Romas Sakadolskis, a former reporter for the Voice of America, and a professor at Vilnius University's journalism department, commented, "The people who made Elta, who rebuilt it to a large degree, are now leaving or have left. If that continues, I don't see Elta surviving as the kind of institution it was. It will be something else. Will this [new agency] provide the kind of service that the Elta we know provided? Likely, that's not the case."
Those journalists who did stay are said to be living in uncertainty and don't know what to expect from their new owners. As one confessed to The Baltic Times, "Although there haven't been any changes yet, we can sense some psychological fear 's fear of Respublika, fear of Tomkus. This person is renowned for his methods of work."
But Vilnius is rife with legend about how Tomkus intervenes into the work of Respublika journalists.

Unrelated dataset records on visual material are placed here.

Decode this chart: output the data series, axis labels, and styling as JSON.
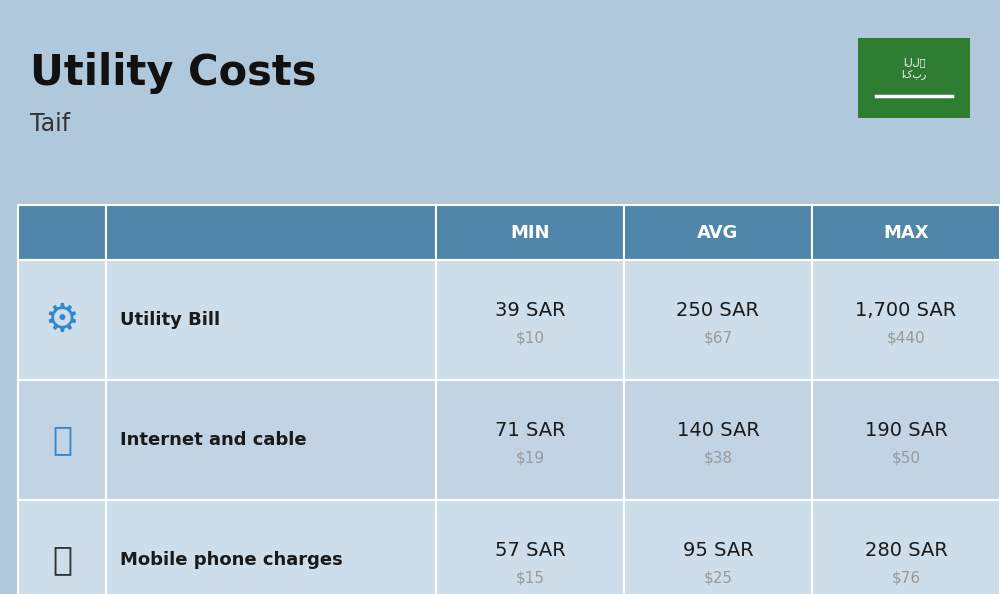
{
  "title": "Utility Costs",
  "subtitle": "Taif",
  "background_color": "#b0c8dc",
  "header_bg_color": "#4f86aa",
  "header_text_color": "#ffffff",
  "row_bg_even": "#cddde9",
  "row_bg_odd": "#c2d4e4",
  "cell_text_color": "#1a1a1a",
  "usd_text_color": "#999999",
  "flag_bg_color": "#2e7d32",
  "headers": [
    "MIN",
    "AVG",
    "MAX"
  ],
  "rows": [
    {
      "label": "Utility Bill",
      "min_sar": "39 SAR",
      "min_usd": "$10",
      "avg_sar": "250 SAR",
      "avg_usd": "$67",
      "max_sar": "1,700 SAR",
      "max_usd": "$440"
    },
    {
      "label": "Internet and cable",
      "min_sar": "71 SAR",
      "min_usd": "$19",
      "avg_sar": "140 SAR",
      "avg_usd": "$38",
      "max_sar": "190 SAR",
      "max_usd": "$50"
    },
    {
      "label": "Mobile phone charges",
      "min_sar": "57 SAR",
      "min_usd": "$15",
      "avg_sar": "95 SAR",
      "avg_usd": "$25",
      "max_sar": "280 SAR",
      "max_usd": "$76"
    }
  ],
  "title_fontsize": 30,
  "subtitle_fontsize": 17,
  "header_fontsize": 13,
  "label_fontsize": 13,
  "value_fontsize": 14,
  "usd_fontsize": 11,
  "fig_width": 10.0,
  "fig_height": 5.94,
  "dpi": 100
}
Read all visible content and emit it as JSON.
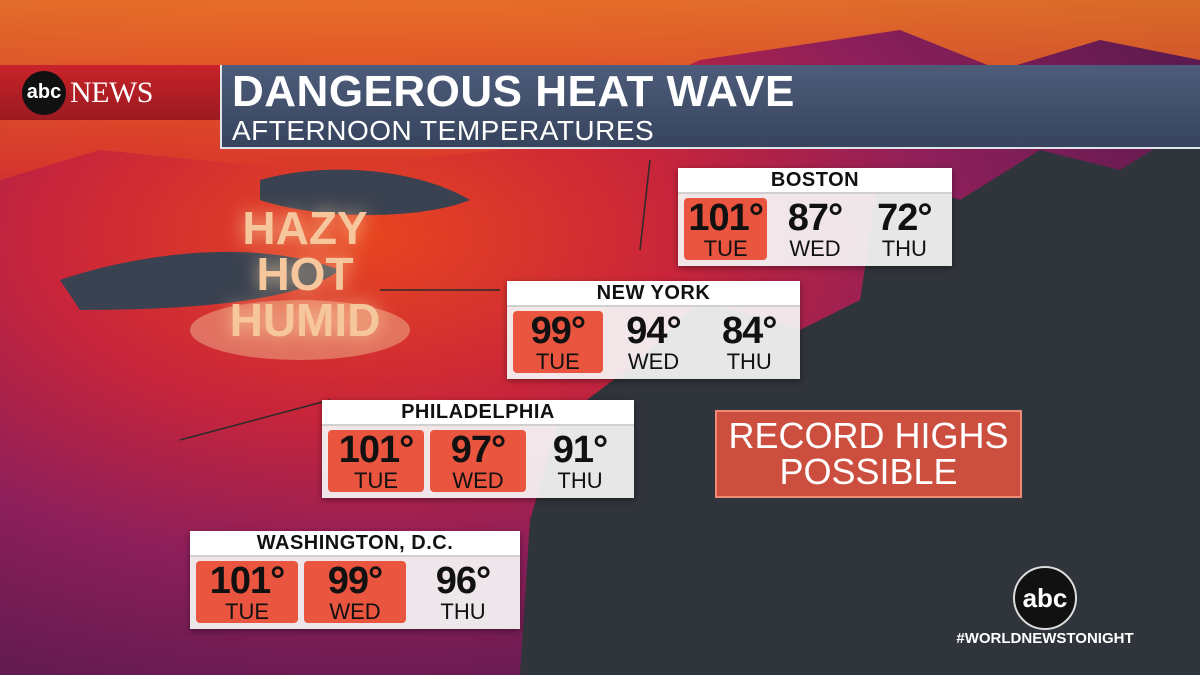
{
  "header": {
    "logo": "abc",
    "network": "NEWS",
    "title": "DANGEROUS HEAT WAVE",
    "subtitle": "AFTERNOON TEMPERATURES"
  },
  "map_label": {
    "lines": [
      "HAZY",
      "HOT",
      "HUMID"
    ]
  },
  "cities": [
    {
      "name": "BOSTON",
      "days": [
        {
          "temp": "101°",
          "day": "TUE",
          "highlight": true
        },
        {
          "temp": "87°",
          "day": "WED",
          "highlight": false
        },
        {
          "temp": "72°",
          "day": "THU",
          "highlight": false
        }
      ]
    },
    {
      "name": "NEW YORK",
      "days": [
        {
          "temp": "99°",
          "day": "TUE",
          "highlight": true
        },
        {
          "temp": "94°",
          "day": "WED",
          "highlight": false
        },
        {
          "temp": "84°",
          "day": "THU",
          "highlight": false
        }
      ]
    },
    {
      "name": "PHILADELPHIA",
      "days": [
        {
          "temp": "101°",
          "day": "TUE",
          "highlight": true
        },
        {
          "temp": "97°",
          "day": "WED",
          "highlight": true
        },
        {
          "temp": "91°",
          "day": "THU",
          "highlight": false
        }
      ]
    },
    {
      "name": "WASHINGTON, D.C.",
      "days": [
        {
          "temp": "101°",
          "day": "TUE",
          "highlight": true
        },
        {
          "temp": "99°",
          "day": "WED",
          "highlight": true
        },
        {
          "temp": "96°",
          "day": "THU",
          "highlight": false
        }
      ]
    }
  ],
  "callout": {
    "lines": [
      "RECORD HIGHS",
      "POSSIBLE"
    ]
  },
  "bug": {
    "logo": "abc",
    "hashtag": "#WORLDNEWSTONIGHT"
  }
}
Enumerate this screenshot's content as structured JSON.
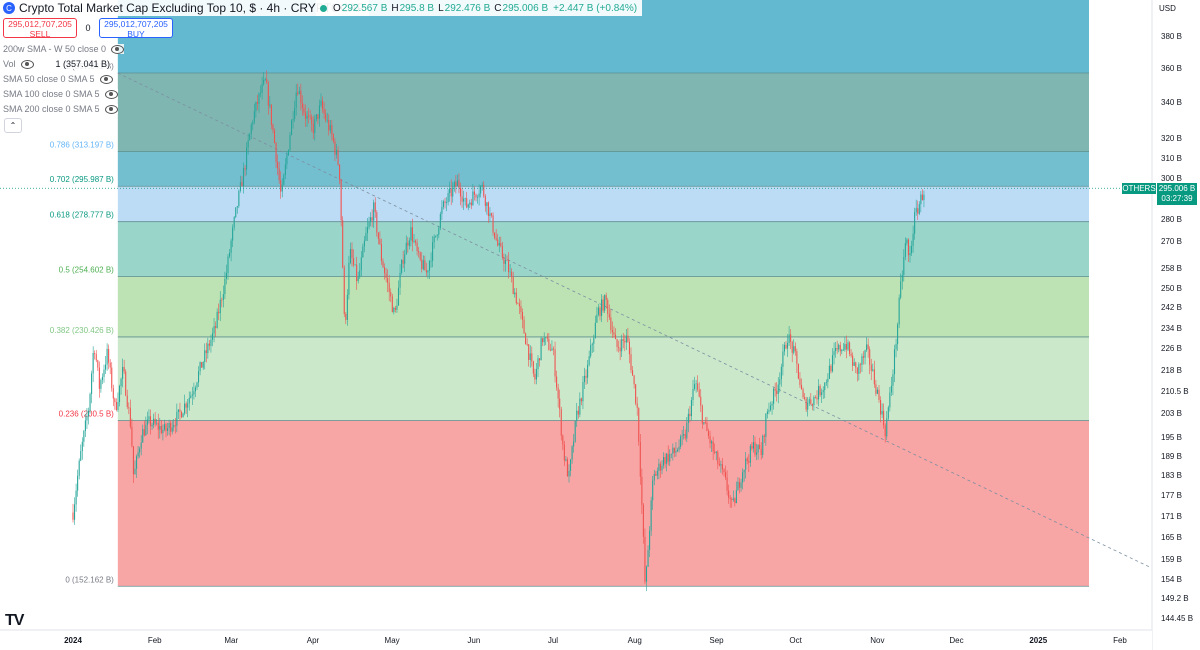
{
  "header": {
    "title": "Crypto Total Market Cap Excluding Top 10, $ · 4h · CRYPTOCAP",
    "logo_glyph": "C",
    "ohlc": {
      "o_label": "O",
      "o": "292.567 B",
      "h_label": "H",
      "h": "295.8 B",
      "l_label": "L",
      "l": "292.476 B",
      "c_label": "C",
      "c": "295.006 B",
      "change": "+2.447 B (+0.84%)"
    }
  },
  "trade": {
    "sell_price": "295,012,707,205",
    "sell_label": "SELL",
    "spread": "0",
    "buy_price": "295,012,707,205",
    "buy_label": "BUY"
  },
  "indicators": [
    {
      "label": "200w SMA - W 50 close 0"
    },
    {
      "label": "Vol",
      "value": "1 (357.041 B)"
    },
    {
      "label": "SMA 50 close 0 SMA 5"
    },
    {
      "label": "SMA 100 close 0 SMA 5"
    },
    {
      "label": "SMA 200 close 0 SMA 5"
    }
  ],
  "price_axis": {
    "currency": "USD",
    "ticks": [
      "380 B",
      "360 B",
      "340 B",
      "320 B",
      "310 B",
      "300 B",
      "280 B",
      "270 B",
      "258 B",
      "250 B",
      "242 B",
      "234 B",
      "226 B",
      "218 B",
      "210.5 B",
      "203 B",
      "195 B",
      "189 B",
      "183 B",
      "177 B",
      "171 B",
      "165 B",
      "159 B",
      "154 B",
      "149.2 B",
      "144.45 B"
    ],
    "last_symbol": "OTHERS",
    "last_price": "295.006 B",
    "countdown": "03:27:39"
  },
  "time_axis": {
    "ticks": [
      "2024",
      "Feb",
      "Mar",
      "Apr",
      "May",
      "Jun",
      "Jul",
      "Aug",
      "Sep",
      "Oct",
      "Nov",
      "Dec",
      "2025",
      "Feb"
    ]
  },
  "chart_data": {
    "type": "candlestick",
    "series_name": "OTHERS",
    "timeframe": "4h",
    "y_unit": "B USD",
    "ylim": [
      144.45,
      385
    ],
    "fib_retracement": [
      {
        "level": "0",
        "value": 152.162,
        "label": "0 (152.162 B)",
        "color": "#f7a5a5",
        "text_color": "#787b86"
      },
      {
        "level": "0.236",
        "value": 200.5,
        "label": "0.236 (200.5 B)",
        "color": "#cbe8cb",
        "text_color": "#f23645"
      },
      {
        "level": "0.382",
        "value": 230.426,
        "label": "0.382 (230.426 B)",
        "color": "#bde3b5",
        "text_color": "#81c784"
      },
      {
        "level": "0.5",
        "value": 254.602,
        "label": "0.5 (254.602 B)",
        "color": "#9ad5c9",
        "text_color": "#4caf50"
      },
      {
        "level": "0.618",
        "value": 278.777,
        "label": "0.618 (278.777 B)",
        "color": "#bcdcf5",
        "text_color": "#089981"
      },
      {
        "level": "0.702",
        "value": 295.987,
        "label": "0.702 (295.987 B)",
        "color": "#73bfd0",
        "text_color": "#089981"
      },
      {
        "level": "0.786",
        "value": 313.197,
        "label": "0.786 (313.197 B)",
        "color": "#7fb6b2",
        "text_color": "#64b5f6"
      },
      {
        "level": "1",
        "value": 357.041,
        "label": "1 (357.041 B)",
        "color": "#63b9d0",
        "text_color": "#787b86"
      }
    ],
    "price_path": [
      [
        "2024-01-01",
        172
      ],
      [
        "2024-01-04",
        190
      ],
      [
        "2024-01-07",
        205
      ],
      [
        "2024-01-09",
        228
      ],
      [
        "2024-01-11",
        212
      ],
      [
        "2024-01-14",
        224
      ],
      [
        "2024-01-17",
        204
      ],
      [
        "2024-01-20",
        218
      ],
      [
        "2024-01-23",
        198
      ],
      [
        "2024-01-24",
        182
      ],
      [
        "2024-01-27",
        196
      ],
      [
        "2024-01-30",
        200
      ],
      [
        "2024-02-05",
        197
      ],
      [
        "2024-02-10",
        202
      ],
      [
        "2024-02-15",
        210
      ],
      [
        "2024-02-20",
        223
      ],
      [
        "2024-02-24",
        234
      ],
      [
        "2024-02-28",
        255
      ],
      [
        "2024-03-03",
        285
      ],
      [
        "2024-03-06",
        305
      ],
      [
        "2024-03-09",
        330
      ],
      [
        "2024-03-12",
        345
      ],
      [
        "2024-03-14",
        352
      ],
      [
        "2024-03-17",
        322
      ],
      [
        "2024-03-20",
        290
      ],
      [
        "2024-03-23",
        320
      ],
      [
        "2024-03-26",
        350
      ],
      [
        "2024-03-29",
        333
      ],
      [
        "2024-04-01",
        325
      ],
      [
        "2024-04-04",
        338
      ],
      [
        "2024-04-08",
        322
      ],
      [
        "2024-04-11",
        305
      ],
      [
        "2024-04-13",
        232
      ],
      [
        "2024-04-15",
        265
      ],
      [
        "2024-04-18",
        252
      ],
      [
        "2024-04-21",
        272
      ],
      [
        "2024-04-24",
        285
      ],
      [
        "2024-04-27",
        262
      ],
      [
        "2024-04-30",
        248
      ],
      [
        "2024-05-02",
        238
      ],
      [
        "2024-05-05",
        262
      ],
      [
        "2024-05-08",
        275
      ],
      [
        "2024-05-11",
        262
      ],
      [
        "2024-05-14",
        256
      ],
      [
        "2024-05-17",
        270
      ],
      [
        "2024-05-20",
        285
      ],
      [
        "2024-05-23",
        292
      ],
      [
        "2024-05-26",
        298
      ],
      [
        "2024-05-29",
        286
      ],
      [
        "2024-06-01",
        292
      ],
      [
        "2024-06-04",
        296
      ],
      [
        "2024-06-07",
        282
      ],
      [
        "2024-06-10",
        268
      ],
      [
        "2024-06-14",
        258
      ],
      [
        "2024-06-18",
        242
      ],
      [
        "2024-06-21",
        228
      ],
      [
        "2024-06-24",
        214
      ],
      [
        "2024-06-27",
        230
      ],
      [
        "2024-07-01",
        225
      ],
      [
        "2024-07-05",
        190
      ],
      [
        "2024-07-07",
        182
      ],
      [
        "2024-07-10",
        202
      ],
      [
        "2024-07-14",
        218
      ],
      [
        "2024-07-18",
        240
      ],
      [
        "2024-07-21",
        245
      ],
      [
        "2024-07-25",
        226
      ],
      [
        "2024-07-29",
        230
      ],
      [
        "2024-08-02",
        204
      ],
      [
        "2024-08-05",
        151
      ],
      [
        "2024-08-08",
        182
      ],
      [
        "2024-08-12",
        188
      ],
      [
        "2024-08-16",
        190
      ],
      [
        "2024-08-20",
        195
      ],
      [
        "2024-08-24",
        214
      ],
      [
        "2024-08-27",
        200
      ],
      [
        "2024-08-31",
        190
      ],
      [
        "2024-09-04",
        182
      ],
      [
        "2024-09-07",
        173
      ],
      [
        "2024-09-11",
        185
      ],
      [
        "2024-09-15",
        192
      ],
      [
        "2024-09-18",
        190
      ],
      [
        "2024-09-20",
        203
      ],
      [
        "2024-09-24",
        212
      ],
      [
        "2024-09-28",
        231
      ],
      [
        "2024-10-01",
        222
      ],
      [
        "2024-10-04",
        206
      ],
      [
        "2024-10-08",
        208
      ],
      [
        "2024-10-12",
        213
      ],
      [
        "2024-10-16",
        224
      ],
      [
        "2024-10-20",
        228
      ],
      [
        "2024-10-24",
        217
      ],
      [
        "2024-10-28",
        225
      ],
      [
        "2024-11-01",
        210
      ],
      [
        "2024-11-04",
        197
      ],
      [
        "2024-11-06",
        210
      ],
      [
        "2024-11-08",
        228
      ],
      [
        "2024-11-10",
        252
      ],
      [
        "2024-11-12",
        272
      ],
      [
        "2024-11-13",
        260
      ],
      [
        "2024-11-15",
        280
      ],
      [
        "2024-11-17",
        288
      ],
      [
        "2024-11-19",
        295
      ]
    ],
    "trendline": {
      "from": [
        "2024-01-18",
        357
      ],
      "to": [
        "2025-02-28",
        152
      ],
      "style": "dashed"
    }
  },
  "colors": {
    "up": "#26a69a",
    "down": "#ef5350",
    "accent": "#089981"
  }
}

He allows some topics to be covered, others he does not.
"The [Elta] writers are worried that the new owners might be intervening into the content they write," the Elta journalist said. "There are many deliberations as to why there was such a big price given 's was it solely for the building and does that mean that the agency can be closed down after all?"
The end result could be a mass exodus.
"Many have thought about leaving," said the journalist. "But everybody is waiting for the owner's first move, when someone will call and say, 'Here we begin a series against this and that.' So far, we haven't heard any of this, it's only in our fears."
One thing is clear: Tomkus' methods, and style, could jeopardize Elta's integrity.
"How much control will he try to exercise? We don't know. But the suspicion is that there will be control. Suspicion is a terrible thing for a news agency because you lose trust," Sakadolskis said.
Elta's performance over the past few years has improved significantly, and the agency provides an alternative to the Baltic News Service, the other big wire agency in Lithuania.
"Of late, Elta had risen like a Phoenix from the ashes. It really made a difference. And BNS people had to watch over their shoulder because Elta was there," Sakadolskis said. "All of this was good for the consumer of news. It made everyone work a little bit harder. Competition like that is very healthy. I'm not sure that this will be the case under Mr. Tomkus' ownership."
If, however, Elta's content is altered, the market will see a drop in good material, experts say.
"Elta provided an interesting alternative because it offered commentary, interviews and a forum for other voices to be heard on a news-agency level. Now these are not very profitable ventures, but it owned a building in downtown Vilnius. And that was the saving grace of it," Sakadolskis said.
"If you take Elta out of this kind of endeavor, then what happens is that the public sphere narrows a little. Because of all the service that Elta provided, I don't think that BNS will [be able to keep up]. They don't have a nice uncle who can pay the bill. Elta did, and that uncle was called 'the building downtown, he said.
Rimantas Kanaspienis, the new head of Elta and one of the shareholders of Ziniu Partneriai, was quoted as saying that the building's real estate - 1,500-square-meters in the heart of Vilnius - was not the only perk in acquiring the agency.
"The main reason why we wanted the news agency was the ambition of a journalist: we wanted journalists and not businesspeople to control such means of mass media," Kanapienis said.
Nevertheless, many doubt the competence of Kanapienis, who is returning to journalism after many years of selling paint.
"I also doubt his competence. He introduces himself as a journalist, but at the same time he earns his money from selling paint. So, he may as well call himself a 'house builder,'" said one Elta writer.